Dec 6 NEJM perspective
FDA cites possible risk of infection from topical antiseptics
Contaminated topical antiseptic products have occasionally caused serious infections in patients, leading the US Food and Drug Administration (FDA) to ponder imposing stricter rules for manufacturers, two FDA officials wrote in an NEJM commentary today. Christina Y. Chang, MD, MPH, and Lesley-Anne Furlong, MD, cite cases in which contaminated iodophors, chlorhexidine gluconate, and quaternary ammonium compounds caused infections with various bacterial species. In decades past, it was assumed that the pharmacologic activity of topical antiseptics prevented contamination, they write. But contamination may occur during manufacture or during handling by users, and the scope of the problem is probably broader than it appears from postmarketing reports and the medical literature, they write. In 2009 an FDA advisory committee considered whether the agency should require sterile manufacturing conditions for topical antiseptics, but the panel found that the extent of the problem was unclear and reached no decision. The FDA is continuing to consider the question, and it will hold a public hearing on Dec 12 and 13.
Dec NEJM commentary
Information on FDA public hearing
Zambia meeting addresses health emergency response gaps in Africa
A 4-day regional forum for African governments, agencies, and other stakeholders is under way in Zambia to discuss unmet needs in surveillance and response capacities for public health emergencies in Africa.

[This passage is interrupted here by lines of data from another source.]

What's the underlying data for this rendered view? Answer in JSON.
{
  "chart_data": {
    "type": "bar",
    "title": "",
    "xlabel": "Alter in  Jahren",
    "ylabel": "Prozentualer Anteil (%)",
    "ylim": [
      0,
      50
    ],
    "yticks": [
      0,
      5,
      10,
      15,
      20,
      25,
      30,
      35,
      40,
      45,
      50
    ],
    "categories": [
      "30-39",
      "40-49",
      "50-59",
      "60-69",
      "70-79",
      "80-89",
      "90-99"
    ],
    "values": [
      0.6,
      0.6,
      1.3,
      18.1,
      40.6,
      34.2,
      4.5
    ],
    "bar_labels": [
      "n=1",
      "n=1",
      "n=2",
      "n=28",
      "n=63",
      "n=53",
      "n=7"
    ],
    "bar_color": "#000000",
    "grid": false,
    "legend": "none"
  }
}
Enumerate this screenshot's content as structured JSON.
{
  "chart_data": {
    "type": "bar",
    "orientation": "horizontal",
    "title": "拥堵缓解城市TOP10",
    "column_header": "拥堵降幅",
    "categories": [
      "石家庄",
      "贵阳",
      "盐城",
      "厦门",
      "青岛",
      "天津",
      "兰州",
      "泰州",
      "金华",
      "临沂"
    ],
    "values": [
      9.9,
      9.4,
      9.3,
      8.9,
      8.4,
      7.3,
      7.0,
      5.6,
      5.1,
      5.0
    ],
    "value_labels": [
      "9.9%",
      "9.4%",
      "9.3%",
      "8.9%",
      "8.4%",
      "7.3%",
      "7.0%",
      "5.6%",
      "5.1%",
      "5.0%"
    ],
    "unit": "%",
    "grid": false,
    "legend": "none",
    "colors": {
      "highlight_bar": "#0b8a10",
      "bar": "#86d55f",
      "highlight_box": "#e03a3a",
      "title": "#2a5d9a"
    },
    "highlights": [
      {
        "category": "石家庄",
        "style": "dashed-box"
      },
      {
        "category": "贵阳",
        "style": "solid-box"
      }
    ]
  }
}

A press release yesterday from the World Health Organization Regional Office for Africa (WHO/AFRO) says that many African countries were unable to meet the original Jun 15, 2012, deadline set under the International Health Regulations (IHR) for developing core capacities for all-hazards emergency response, and the deadline has been extended until Jun 15, 2014. The WHO said gaps and weaknesses exist in core capacities, including legislation, preparedness, risk communication, human resources, food safety, and chemical and radionuclear attack. The goal of the meeting, which brings together 80 participants from 22 countries, is to allow the sharing of experiences and challenges in IHR implementation and to identify priorities and next steps where gaps exist. Dr. Patrick Chikusu, deputy minister of health in Zambia, said the delay in strengthening the region's core capacities is a major concern for global health security.